According to the data, nearly three out of four people are already struggling to maintain their mortgage payments.
Mike Stimpson, partner at Saltus, voiced concern over the potential rate hike: “As speculation grows around the BoE’s twelfth consecutive interest rate rise this week, we’re seeing swap rates increase, leading many lenders to preemptively raise mortgage rates.”
The implications of a continued rise in rates are troubling. Saltus’ Wealth Index report disclosed that as of November 2022, approximately three out of four people were already grappling with the pressure of keeping up with mortgage payments. Any additional increase could exacerbate the financial strain for homeowners.
The study also revealed that nearly half of respondents anticipated that rising interest rates would strain their cash flow, with over 25% already feeling the impact.
High-net-worth individuals, defined as those with over £250,000 of investable assets, are also feeling the pinch. More than eight in ten (84%) were either bracing for or already experiencing increased financial strain due to escalating interest rates.
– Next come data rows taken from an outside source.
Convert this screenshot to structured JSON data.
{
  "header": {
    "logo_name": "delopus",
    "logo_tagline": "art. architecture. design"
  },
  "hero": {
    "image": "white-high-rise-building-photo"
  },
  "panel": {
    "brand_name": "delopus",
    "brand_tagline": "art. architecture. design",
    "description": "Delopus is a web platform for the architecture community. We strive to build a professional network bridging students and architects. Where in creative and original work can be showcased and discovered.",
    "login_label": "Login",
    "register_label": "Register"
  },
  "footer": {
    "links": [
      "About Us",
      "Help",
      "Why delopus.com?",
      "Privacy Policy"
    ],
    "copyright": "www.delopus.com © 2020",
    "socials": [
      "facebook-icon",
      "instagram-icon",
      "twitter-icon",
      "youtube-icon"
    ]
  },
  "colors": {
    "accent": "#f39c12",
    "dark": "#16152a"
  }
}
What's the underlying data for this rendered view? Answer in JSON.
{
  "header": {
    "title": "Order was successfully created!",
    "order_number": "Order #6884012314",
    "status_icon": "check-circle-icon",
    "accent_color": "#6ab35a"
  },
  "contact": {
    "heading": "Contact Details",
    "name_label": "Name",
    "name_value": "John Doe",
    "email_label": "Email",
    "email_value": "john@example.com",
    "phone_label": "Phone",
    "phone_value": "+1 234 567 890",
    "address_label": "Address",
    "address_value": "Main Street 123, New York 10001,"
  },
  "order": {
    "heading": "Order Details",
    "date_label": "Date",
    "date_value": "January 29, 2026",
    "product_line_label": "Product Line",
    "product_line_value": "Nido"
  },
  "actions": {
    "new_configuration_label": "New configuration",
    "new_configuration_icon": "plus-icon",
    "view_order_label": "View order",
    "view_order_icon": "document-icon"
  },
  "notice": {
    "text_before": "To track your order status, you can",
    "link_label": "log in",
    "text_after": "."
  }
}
“Interest rate markets are assigning a probability of over 80% for a 0.25% hike, aligning with the US Federal Reserve’s action earlier this month,” Stimpson added. “A persistent increase in rates will likely put people under even greater financial strain, particularly in terms of managing personal finances and mortgage repayments.”
In response to these mounting pressures, more individuals are expected to dip into their pension savings to cover the shortfall – a move that could create long-term financial problems. However, Stimpson offers a glimmer of hope: “A small silver lining is that the rate rise may slow and even start to level out over the coming months, potentially easing some pressures later in 2023.”